L’électeur n’est pas mon lecteur
Le suspense était hier soir à son comble, pas un seul match de foot sur quelque chaîne de télévision que ce soit, le sort de nos régions récemment recomposées se jouait à vingt heures sur les écrans et il en allait de l’avenir de la nation. Alors même que l’on servait le potage au vermicelle dans les assiettes creuses du dimanche les candidats du parti au pouvoir allaient-ils tous devoir débarrasser leur placard et laisser la place, ainsi que les médias bien informés l’avaient fièrement annoncé lors du raz-de-marée de la semaine précédente, à leurs collègues nationalistes afin qu’enfin triomphât une politique essentiellement soucieuse du bonheur des Français de souche très défavorables à la disparition du saucisson pur porc et à son remplacement par le couscous où, soit dit en passant, la merguez n’est rien d’autre qu’un saucisson famélique.
En vérité, les résultats proclamés laissaient présager un effondrement des forces socialistes nettement plus tempéré que celui promis par les politologues diplômés. Certes, la défaite s’annonçait sévère mais bien davantage au profit de la droite que de l’extrême, ce qui démontre combien les penseurs les mieux introduits dans le divertissement cathodique ont encore bien du pain, voire de la brioche, sur la planche pour convaincre avec succès l’électorat mécontent de se tourner résolument vers le fascisme, sauveur suprême de l’ordre plus ou moins républicain.

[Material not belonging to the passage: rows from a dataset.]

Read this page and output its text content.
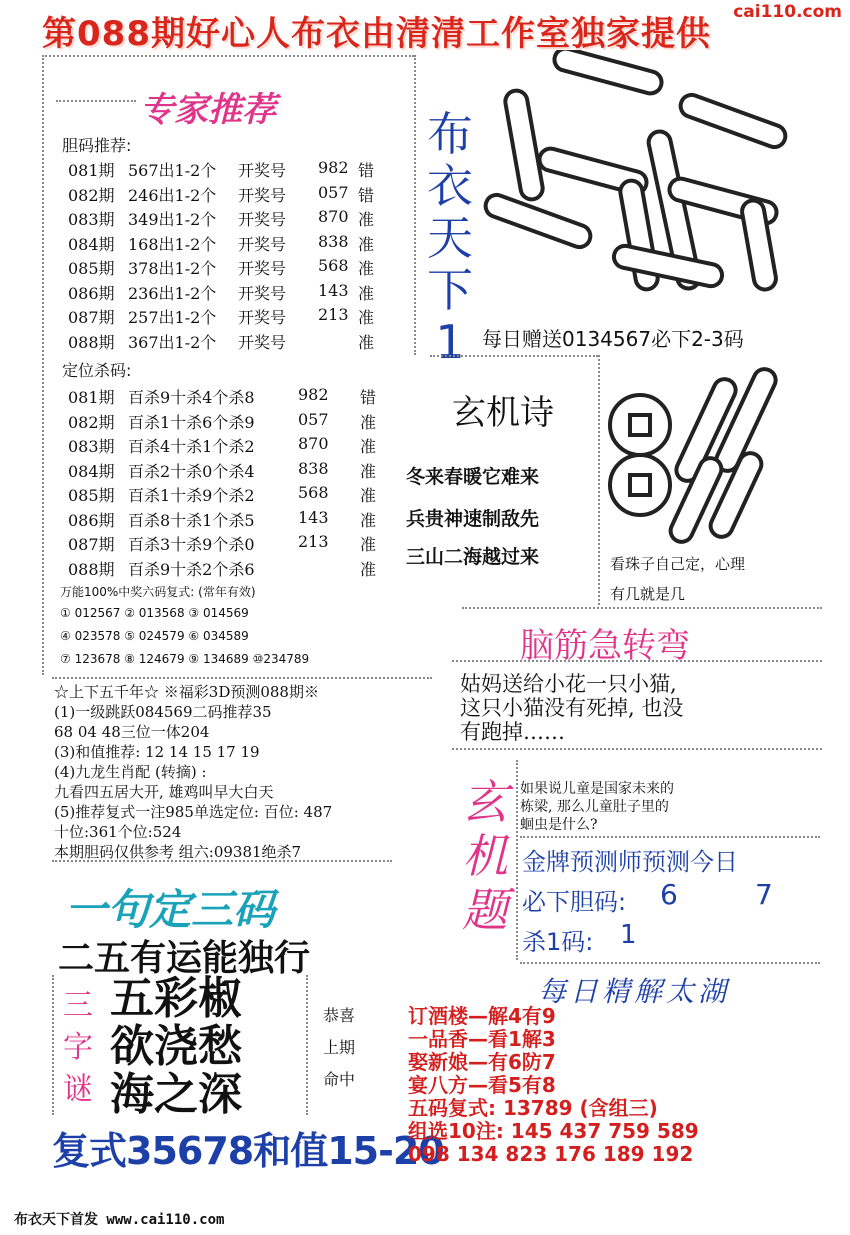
第088期好心人布衣由清清工作室独家提供
cai110.com
专家推荐
胆码推荐:
081期 567出1-2个	开奖号	982 错
082期 246出1-2个	开奖号	057 错
083期 349出1-2个	开奖号	870 准
084期 168出1-2个	开奖号	838 准
085期 378出1-2个	开奖号	568 准
086期 236出1-2个	开奖号	143 准
087期 257出1-2个	开奖号	213 准
088期 367出1-2个	开奖号	准
定位杀码:
081期 百杀9十杀4个杀8	982	错
082期 百杀1十杀6个杀9	057	准
083期 百杀4十杀1个杀2	870	准
084期 百杀2十杀0个杀4	838	准
085期 百杀1十杀9个杀2	568	准
086期 百杀8十杀1个杀5	143	准
087期 百杀3十杀9个杀0	213	准
088期 百杀9十杀2个杀6	准
万能100%中奖六码复式: (常年有效)
① 012567 ② 013568 ③ 014569
④ 023578 ⑤ 024579 ⑥ 034589
⑦ 123678 ⑧ 124679 ⑨ 134689 ⑩234789
布
衣
天
下
1 每日赠送0134567必下2-3码
玄机诗
冬来春暖它难来
兵贵神速制敌先
三山二海越过来	看珠子自己定，心理
有几就是几
脑筋急转弯
姑妈送给小花一只小猫,
这只小猫没有死掉, 也没
有跑掉……
☆上下五千年☆ ※福彩3D预测088期※
(1)一级跳跃084569二码推荐35
68 04 48三位一体204
(3)和值推荐: 12 14 15 17 19
(4)九龙生肖配 (转摘) :
九看四五居大开, 雄鸡叫早大白天
(5)推荐复式一注985单选定位: 百位: 487
十位:361个位:524
本期胆码仅供参考 组六:09381绝杀7
玄
机
题
如果说儿童是国家未来的
栋梁, 那么儿童肚子里的
蛔虫是什么?
金牌预测师预测今日
必下胆码: 6	7
杀1码: 1
一句定三码
二五有运能独行
三
字
谜
五彩椒
欲浇愁
海之深
恭喜
上期
命中
复式35678和值15-20
每日精解太湖
订酒楼—解4有9
一品香—看1解3
娶新娘—有6防7
宴八方—看5有8
五码复式: 13789 (含组三)
组选10注: 145 437 759 589
098 134 823 176 189 192
布衣天下首发 www.cai110.com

À vingt heures quarante-cinq les culottes blanches de Marthe Keller dans le meilleur film de Philippe de Broca ont remplacé pour moi la dispensable énumération des scores des uns et des autres, et je me suis ainsi épargné les prétendus débats où chaque candidat est, sans le moindre doute, venu annoncer sa victoire. On voit par là combien nous devrions exiger de chaque comédien, avant qu’il ne grimpe aux arbres, qu’il eût au moins une culotte propre.